As described above, the electrically operated fuel pump device in accordance with the present invention is arranged such that the outer diameter of the closed vane type impeller is within the range of 20-65 mm and the flow passage representative dimension is within the range of approximately 0.4-2 mm. Thus, the required efficiency is secured or ensured, and the fuel pump device is reduced in weight, size, consumed electric power and manufacturing cost. In addition, there is also provided an appropriate interrelation between the discharge pressure and the discharge flow rate for the electrically operated fuel pump device for vehicles.

Claims

What we claim is:

1. An electrically operated fuel pump device for vehicles, comprising a regenerative pump component and an electric motor component operatively connected to said regenerative pump component to actuate the same to discharge fuel at a pressure of at least 2 Kg/cm² and a flow rate of at least 40-150 l/hr, said regenerative pump component comprising:

a pump casing defining therein a pump chamber;

a closed vane type impeller operatively connected to said electric motor component and rotatable within said pump chamber, said impeller having an outer peripheral portion thereof cooperating with said pump chamber to define a pump flow passage, said impeller having in said outer peripheral portion a plurality of vane grooves formed in opposite axial end faces of said impeller in circumferentially spaced relation to each other; and

said impeller having its outer diameter within a range of approximately 20-65 mm, and a flow passage representative dimension defined by S/l being within a range of approximately 0.4-2 mm where S is a cross-sectional area of said pump flow passage and l is a cross-sectional peripheral length of said outer peripheral portion.

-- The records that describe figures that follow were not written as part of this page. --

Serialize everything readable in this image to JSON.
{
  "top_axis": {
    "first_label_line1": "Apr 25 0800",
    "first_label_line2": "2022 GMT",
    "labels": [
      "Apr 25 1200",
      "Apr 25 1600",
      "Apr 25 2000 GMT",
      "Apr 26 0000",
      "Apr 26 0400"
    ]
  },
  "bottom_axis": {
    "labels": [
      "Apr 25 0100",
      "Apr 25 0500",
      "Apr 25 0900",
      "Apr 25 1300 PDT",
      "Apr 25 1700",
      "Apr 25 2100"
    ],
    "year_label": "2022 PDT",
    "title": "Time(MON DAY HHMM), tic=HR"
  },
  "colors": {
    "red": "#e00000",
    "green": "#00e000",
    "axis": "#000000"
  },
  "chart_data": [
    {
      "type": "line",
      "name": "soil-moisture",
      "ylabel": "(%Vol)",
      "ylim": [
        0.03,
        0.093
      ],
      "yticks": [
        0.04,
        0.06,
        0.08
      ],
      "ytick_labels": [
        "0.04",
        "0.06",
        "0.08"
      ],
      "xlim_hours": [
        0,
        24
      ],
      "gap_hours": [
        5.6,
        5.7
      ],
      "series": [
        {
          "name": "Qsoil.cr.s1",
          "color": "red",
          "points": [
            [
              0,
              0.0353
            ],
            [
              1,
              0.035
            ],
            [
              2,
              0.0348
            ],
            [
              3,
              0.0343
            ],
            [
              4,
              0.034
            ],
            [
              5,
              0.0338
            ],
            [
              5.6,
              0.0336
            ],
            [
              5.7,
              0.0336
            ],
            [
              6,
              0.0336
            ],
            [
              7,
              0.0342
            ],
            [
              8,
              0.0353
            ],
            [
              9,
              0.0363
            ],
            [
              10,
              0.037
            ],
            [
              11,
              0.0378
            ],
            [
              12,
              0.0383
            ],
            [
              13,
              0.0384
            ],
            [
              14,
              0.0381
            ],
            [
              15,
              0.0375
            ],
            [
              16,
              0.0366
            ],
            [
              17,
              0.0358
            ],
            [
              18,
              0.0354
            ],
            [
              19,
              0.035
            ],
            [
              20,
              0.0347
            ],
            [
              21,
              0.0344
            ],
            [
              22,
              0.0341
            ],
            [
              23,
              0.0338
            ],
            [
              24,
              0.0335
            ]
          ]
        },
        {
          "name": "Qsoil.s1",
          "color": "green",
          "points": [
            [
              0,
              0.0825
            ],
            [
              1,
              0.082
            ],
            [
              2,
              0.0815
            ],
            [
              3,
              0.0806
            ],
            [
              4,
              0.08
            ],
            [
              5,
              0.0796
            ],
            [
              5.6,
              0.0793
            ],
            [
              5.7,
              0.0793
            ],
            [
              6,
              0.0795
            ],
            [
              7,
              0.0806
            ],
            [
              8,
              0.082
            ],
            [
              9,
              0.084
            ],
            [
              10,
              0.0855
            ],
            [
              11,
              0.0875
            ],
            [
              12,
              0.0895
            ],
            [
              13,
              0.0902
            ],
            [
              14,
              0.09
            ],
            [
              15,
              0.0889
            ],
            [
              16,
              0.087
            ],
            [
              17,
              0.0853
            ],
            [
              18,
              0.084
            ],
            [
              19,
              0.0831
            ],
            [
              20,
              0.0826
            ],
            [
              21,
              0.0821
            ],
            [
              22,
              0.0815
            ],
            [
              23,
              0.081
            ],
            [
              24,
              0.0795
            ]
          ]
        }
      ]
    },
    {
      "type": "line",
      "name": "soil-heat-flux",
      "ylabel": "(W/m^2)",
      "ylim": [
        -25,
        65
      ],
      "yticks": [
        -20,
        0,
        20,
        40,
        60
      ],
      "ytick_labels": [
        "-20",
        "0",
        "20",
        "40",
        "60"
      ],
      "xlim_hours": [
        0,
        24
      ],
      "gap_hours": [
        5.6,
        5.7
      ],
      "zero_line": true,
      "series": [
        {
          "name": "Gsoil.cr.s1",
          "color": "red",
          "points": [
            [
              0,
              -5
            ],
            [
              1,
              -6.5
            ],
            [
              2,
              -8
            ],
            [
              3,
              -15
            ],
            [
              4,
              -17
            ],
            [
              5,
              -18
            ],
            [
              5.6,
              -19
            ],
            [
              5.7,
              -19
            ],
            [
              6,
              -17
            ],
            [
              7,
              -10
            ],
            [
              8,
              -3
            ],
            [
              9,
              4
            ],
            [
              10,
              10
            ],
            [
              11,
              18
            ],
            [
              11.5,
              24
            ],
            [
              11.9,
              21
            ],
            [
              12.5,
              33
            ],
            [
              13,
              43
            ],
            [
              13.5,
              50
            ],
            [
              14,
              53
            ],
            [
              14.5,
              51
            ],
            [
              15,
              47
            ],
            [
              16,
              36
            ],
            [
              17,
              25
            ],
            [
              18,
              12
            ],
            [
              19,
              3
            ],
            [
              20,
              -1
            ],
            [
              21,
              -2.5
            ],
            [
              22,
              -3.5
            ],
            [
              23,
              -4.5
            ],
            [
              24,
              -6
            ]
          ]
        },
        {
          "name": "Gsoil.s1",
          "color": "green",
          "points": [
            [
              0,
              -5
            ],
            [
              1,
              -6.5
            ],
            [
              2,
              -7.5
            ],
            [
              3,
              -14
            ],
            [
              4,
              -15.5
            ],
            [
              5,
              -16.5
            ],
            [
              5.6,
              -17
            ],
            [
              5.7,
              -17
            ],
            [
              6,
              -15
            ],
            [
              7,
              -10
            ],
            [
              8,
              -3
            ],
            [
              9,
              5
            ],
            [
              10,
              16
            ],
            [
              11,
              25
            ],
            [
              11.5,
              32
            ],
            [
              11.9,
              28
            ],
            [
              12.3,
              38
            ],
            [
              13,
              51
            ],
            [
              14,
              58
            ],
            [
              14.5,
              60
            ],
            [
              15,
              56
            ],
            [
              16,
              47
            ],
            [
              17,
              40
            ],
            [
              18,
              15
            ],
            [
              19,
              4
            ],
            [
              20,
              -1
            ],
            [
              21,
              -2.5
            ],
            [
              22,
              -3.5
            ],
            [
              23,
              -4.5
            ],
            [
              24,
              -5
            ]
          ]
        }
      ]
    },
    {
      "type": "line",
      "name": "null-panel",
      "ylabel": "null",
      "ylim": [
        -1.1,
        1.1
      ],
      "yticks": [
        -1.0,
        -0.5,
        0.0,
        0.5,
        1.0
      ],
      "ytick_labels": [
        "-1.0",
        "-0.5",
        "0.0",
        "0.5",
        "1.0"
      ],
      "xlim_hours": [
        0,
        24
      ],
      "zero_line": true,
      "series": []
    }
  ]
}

2. A fuel pump device defined in claim 1, wherein said flow passage representative dimension is within a range of approximately 0.6-1.6 mm.

3. A fuel pump device defined in claim 1 or 2, wherein the outer diameter of said impeller is within a range of approximately 25-45 mm.

4. A fuel pump device defined in claim 1 or 2, wherein said impeller has first and second annular projections formed on said opposite axial and faces of said impeller, respectively, in concentric relation to the rotating axis of said impeller, said pump casing having end walls opposite to said axial end faces of said impeller, respectively, said first and second annular projections cooperating with said end walls of said pump casing to define first and second chambers, respectively, said regenerative pump component further including means for communicating said first and second chambers with each other to balance the fluid pressures within said first and second chambers with each other.

5. A fuel pump device defined in claim 4, wherein said regenerative pump component further includes a shaft connected to said electric motor component, said impeller being mounted on said shaft, said impeller having therein a central axial bore into which said shaft is fitted, said communicating means comprising at least one axial groove formed in a wall surface of said bore in said impeller.

6. A fuel pump device defined in claim 5, wherein said impeller is mounted on said shaft for axial movement therealong, but against rotation relative to said shaft.